In February 2008, three weeks after Barack Obama's inauguration as the first African-American president in the United States, I listened to Noam Chomsky, renowned linguist and liberal intellectual, giving a lecture at Boston College.
He acknowledged the historic nature of Obama’s victory, and expressed the belief that “the country has got a lot more civilised” as a result.
But he also maintained that, in most respects, it was going to be business as usual: that for all the attention devoted to the small internet donors funding Obama’s election campaign, the reality was that 75 per cent of his campaign financing had come from the usual super-rich who decide elections through their donation decisions.
He added: “When you’re put into office by the financial-services constituency, that’s your constituency and you are going to do what you can for them.” Obama’s comment in 2007 on CNBC during the election campaign – “I am a pro-growth, free-market guy. I love the market”– was also cited to suggest that for all that had changed, much might remain the same.
The degree to which the Obama era brought enough change will be much debated, as will assessments of what Donald Trump’s victory in the presidential election means for Obama’s legacy and the extent to which the US is on the precipice of a dangerous new era. But whatever about the super-rich, there is little doubt that notions of unity, civility, dignity and idealism during Obama’s rise to the top also carried much weight.
Such sentiments were temporarily strong enough to withstand Sarah Palin’s mocking of Obama in 2008 as a “community organiser” in the same speeches that decried the Washington elite.
Versions of these themes of elites, grassroots and vested interests swirled around during the recent presidential election in a manner that mortally wounded conventional politics.
When Trump made his acceptance speech on Wednesday morning he said that his election roadshow was not a “campaign” but a “movement”.

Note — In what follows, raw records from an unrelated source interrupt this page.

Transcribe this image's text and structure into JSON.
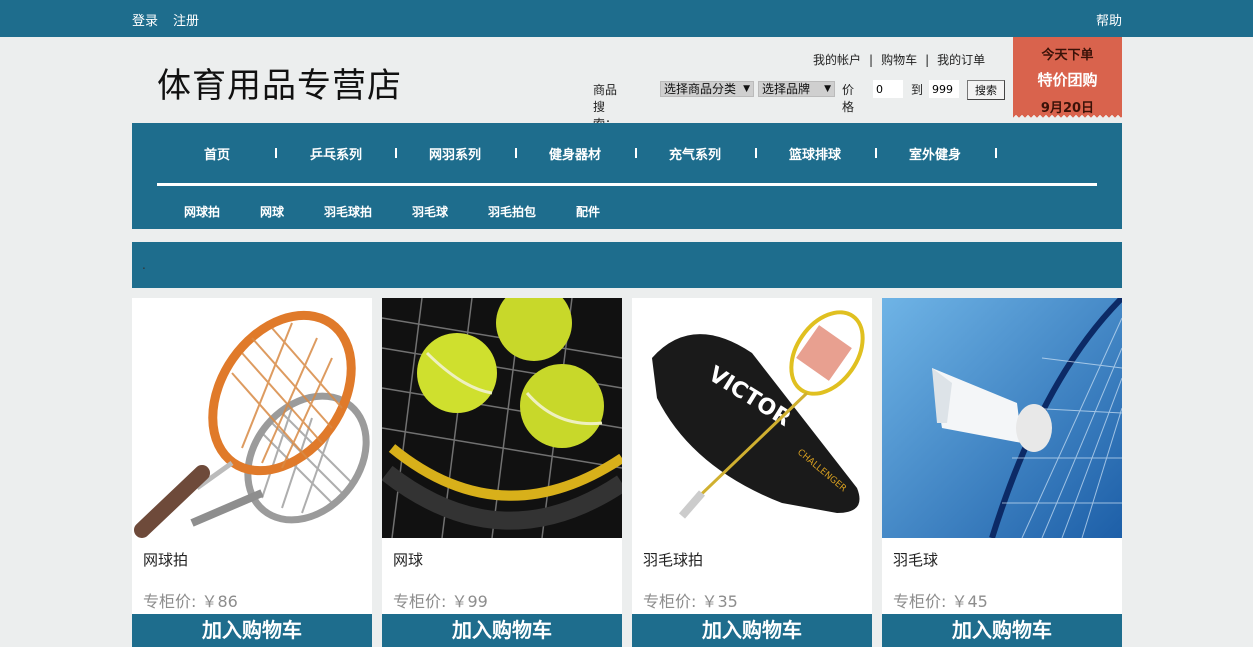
{
  "topbar": {
    "login": "登录",
    "register": "注册",
    "help": "帮助"
  },
  "logo": "体育用品专营店",
  "account": {
    "my_account": "我的帐户",
    "sep": "|",
    "cart": "购物车",
    "orders": "我的订单"
  },
  "search": {
    "label": "商品搜索：",
    "category": "选择商品分类",
    "brand": "选择品牌",
    "price_label": "价格",
    "min": "0",
    "to": "到",
    "max": "999",
    "button": "搜索"
  },
  "promo": {
    "line1": "今天下单",
    "line2": "特价团购",
    "date": "9月20日"
  },
  "nav": {
    "main": [
      "首页",
      "乒乓系列",
      "网羽系列",
      "健身器材",
      "充气系列",
      "篮球排球",
      "室外健身"
    ],
    "sub": [
      "网球拍",
      "网球",
      "羽毛球拍",
      "羽毛球",
      "羽毛拍包",
      "配件"
    ]
  },
  "banner": {
    "text": "."
  },
  "products": [
    {
      "name": "网球拍",
      "price": "专柜价: ￥86",
      "button": "加入购物车"
    },
    {
      "name": "网球",
      "price": "专柜价: ￥99",
      "button": "加入购物车"
    },
    {
      "name": "羽毛球拍",
      "price": "专柜价: ￥35",
      "button": "加入购物车"
    },
    {
      "name": "羽毛球",
      "price": "专柜价: ￥45",
      "button": "加入购物车"
    }
  ],
  "image_text": {
    "victor": "VICTOR",
    "challenger": "CHALLENGER"
  },
  "colors": {
    "primary": "#1e6d8d",
    "promo": "#d9634d",
    "background": "#eceeee"
  }
}
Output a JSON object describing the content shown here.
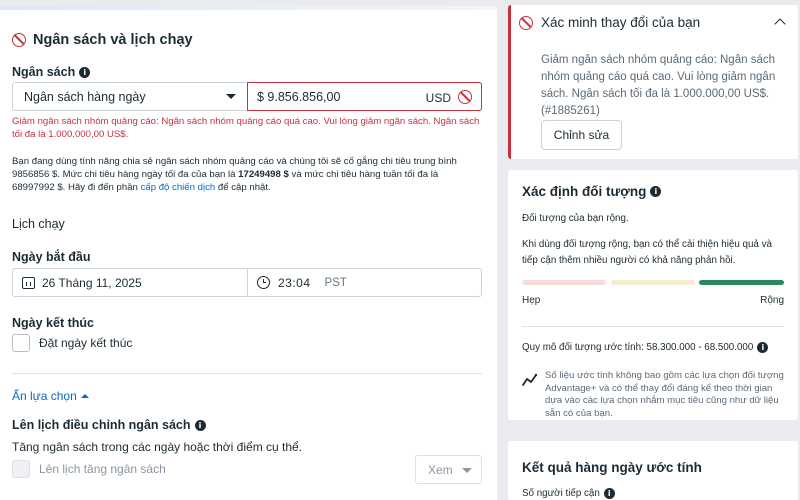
{
  "budget_section": {
    "title": "Ngân sách và lịch chạy",
    "budget_label": "Ngân sách",
    "budget_type": "Ngân sách hàng ngày",
    "amount": "$ 9.856.856,00",
    "currency": "USD",
    "error": "Giảm ngân sách nhóm quảng cáo: Ngân sách nhóm quảng cáo quá cao. Vui lòng giảm ngân sách. Ngân sách tối đa là 1.000.000,00 US$.",
    "note_part1": "Bạn đang dùng tính năng chia sẻ ngân sách nhóm quảng cáo và chúng tôi sẽ cố gắng chi tiêu trung bình 9856856 $. Mức chi tiêu hàng ngày tối đa của bạn là ",
    "note_daily_max": "17249498 $",
    "note_part2": " và mức chi tiêu hàng tuần tối đa là 68997992 $. Hãy đi đến phần ",
    "note_link": "cấp độ chiến dịch",
    "note_part3": " để cập nhật."
  },
  "schedule": {
    "title": "Lịch chạy",
    "start_label": "Ngày bắt đầu",
    "start_date": "26 Tháng 11, 2025",
    "start_time": "23:04",
    "timezone": "PST",
    "end_label": "Ngày kết thúc",
    "end_checkbox": "Đặt ngày kết thúc"
  },
  "options": {
    "hide_link": "Ẩn lựa chọn",
    "budget_schedule_label": "Lên lịch điều chỉnh ngân sách",
    "budget_schedule_desc": "Tăng ngân sách trong các ngày hoặc thời điểm cụ thể.",
    "increase_checkbox": "Lên lịch tăng ngân sách",
    "view_select": "Xem"
  },
  "verify_card": {
    "title": "Xác minh thay đổi của bạn",
    "message": "Giảm ngân sách nhóm quảng cáo: Ngân sách nhóm quảng cáo quá cao. Vui lòng giảm ngân sách. Ngân sách tối đa là 1.000.000,00 US$. (#1885261)",
    "edit_button": "Chỉnh sửa"
  },
  "audience_card": {
    "title": "Xác định đối tượng",
    "status": "Đối tượng của bạn rộng.",
    "tip": "Khi dùng đối tượng rộng, bạn có thể cải thiện hiệu quả và tiếp cận thêm nhiều người có khả năng phản hồi.",
    "narrow_label": "Hẹp",
    "broad_label": "Rộng",
    "size_label": "Quy mô đối tượng ước tính: 58.300.000 - 68.500.000",
    "estimate_note": "Số liệu ước tính không bao gồm các lựa chọn đối tượng Advantage+ và có thể thay đổi đáng kể theo thời gian dựa vào các lựa chọn nhắm mục tiêu cũng như dữ liệu sẵn có của bạn.",
    "meter_colors": [
      "#f6dcdc",
      "#f6ecd2",
      "#2a8a5a"
    ],
    "active_segment": 3
  },
  "daily_card": {
    "title": "Kết quả hàng ngày ước tính",
    "reach_label": "Số người tiếp cận"
  },
  "colors": {
    "error": "#c7303e",
    "link": "#0a66d0",
    "success": "#2a8a5a"
  }
}
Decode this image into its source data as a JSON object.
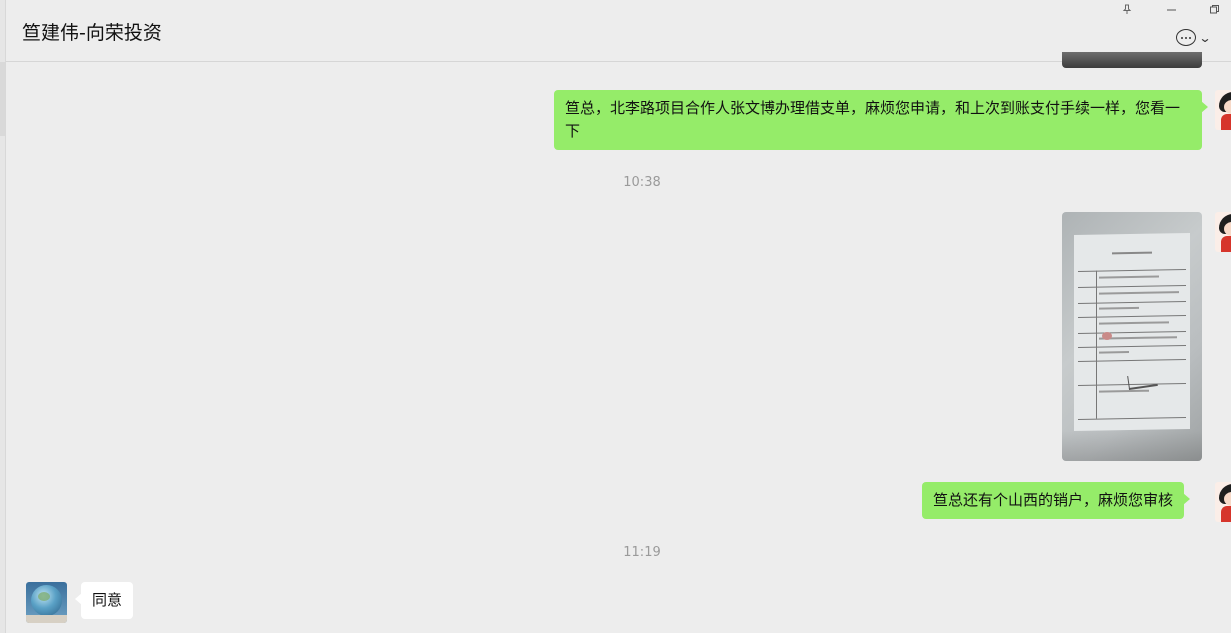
{
  "header": {
    "title": "笪建伟-向荣投资"
  },
  "window_controls": {
    "pin_icon": "pin-icon",
    "minimize_icon": "minimize-icon",
    "maximize_icon": "maximize-icon"
  },
  "messages": [
    {
      "sender": "me",
      "type": "text",
      "text": "笪总，北李路项目合作人张文博办理借支单，麻烦您申请，和上次到账支付手续一样，您看一下"
    },
    {
      "type": "timestamp",
      "text": "10:38"
    },
    {
      "sender": "me",
      "type": "image"
    },
    {
      "sender": "me",
      "type": "text",
      "text": "笪总还有个山西的销户，麻烦您审核"
    },
    {
      "type": "timestamp",
      "text": "11:19"
    },
    {
      "sender": "them",
      "type": "text",
      "text": "同意"
    }
  ],
  "colors": {
    "background": "#ededed",
    "my_bubble": "#95ec69",
    "their_bubble": "#ffffff",
    "timestamp": "#9a9a9a"
  }
}
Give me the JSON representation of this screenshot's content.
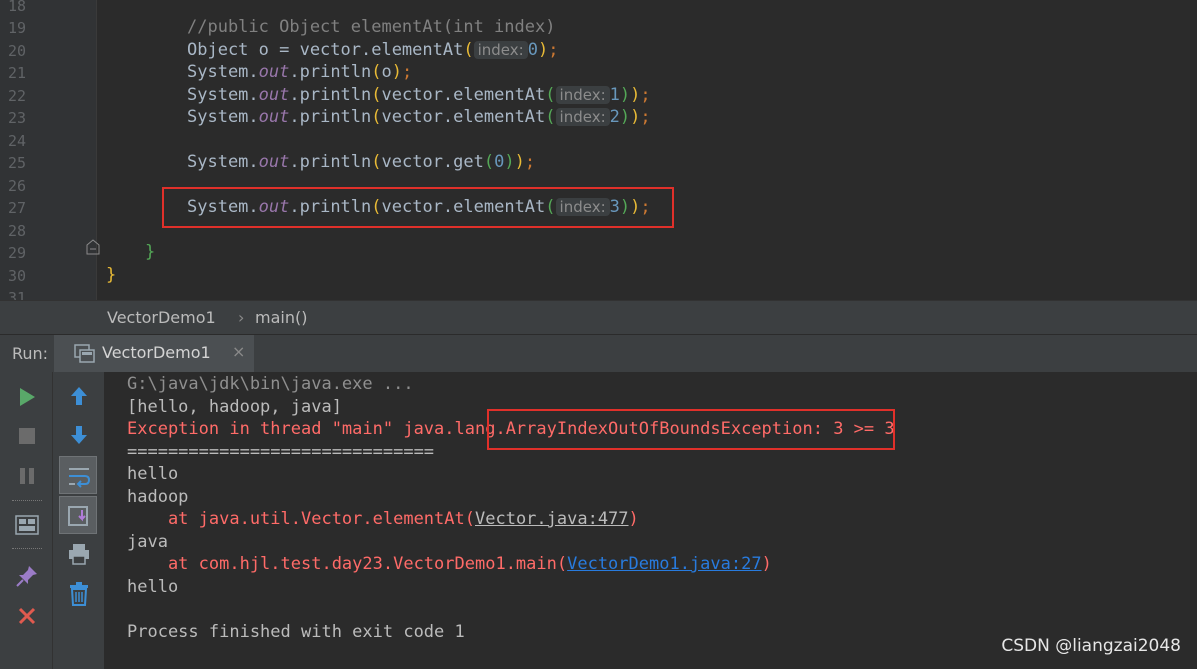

That was true, in that it was devoid of a practical, detailed programme and instead was built on stoking fears and resentment and fuelled by raucous rallies, soundbites, tweets and yelps of hate.
But it was also about what has frequently been described as “a coalition of the dispossessed”, genuinely hurting, giving the “establishment” a kicking, which has become an international theme but can also be vague and therefore open to numerous interpretations.
In his book about UK politics, The Establishment, published in 2014, Owen Jones wrote "You don't have to go far to find strongly held and widely differing opinions about what the 'Establishment' is, what it represents, who constitutes it – and who is excluded from it."
Whether Bernie Sanders could have beaten Trump will remain an intriguing what if; he too demonstrated a remarkable ability to mobilise and energise the grassroots, and was able to connect with young voters in a way Hillary Clinton was not.
The Sanders campaign also revealed that many younger American voters are not afraid of the word “socialist”.
Sander’s supporters probably would have been emboldened to resist an inevitable “red scare” if he had secured the nomination, as well as building on the idea of community, all wrapped up with an anti-establishment bow.
Clinton’s campaign had many weaknesses, but it was the “establishment” theme that did her most damage. In keeping with the new mood inspired by Trump and Sanders, the insistence of Obama and others that she was “the most qualified candidate ever to run for president” became a serious liability.
If there was any election not to be so qualified, it was this one. Clinton also had to suffer the bald reality that many still do not want a female US president; this was often dressed up as being the result of Clinton not being “likeable” enough, but the issue of likability seems especially to apply to a woman candidate.
One of the core messages of Trump during this election process – that “the forgotten men and women of our country will be forgotten no longer” – was powerful in its simplicity and accompanied by misogyny, bile and racism.
He traded on a new cocktail of old ingredients, including nativism, and the slogan “Make America Great Again” in reality meant “Make America White Again”.
Notions of community and civility have taken a battering during this election but that does not mean they are dead, given that Trump also managed to generate much disgust and distress in the US.
We also need to look at our own values. Why has there been criticism of Enda Kenny’s description of Trump, when answering Dáil questions, as a dangerous racist?
Surely it was commendable to react negatively to the extremism of the vile Trump, especially given that too many politicians ignored or indulged his tirades?
The Irish response to US politics and Trump should not be guided primarily by the questions of US financial investment here, and the delivery of the bowl of shamrock there.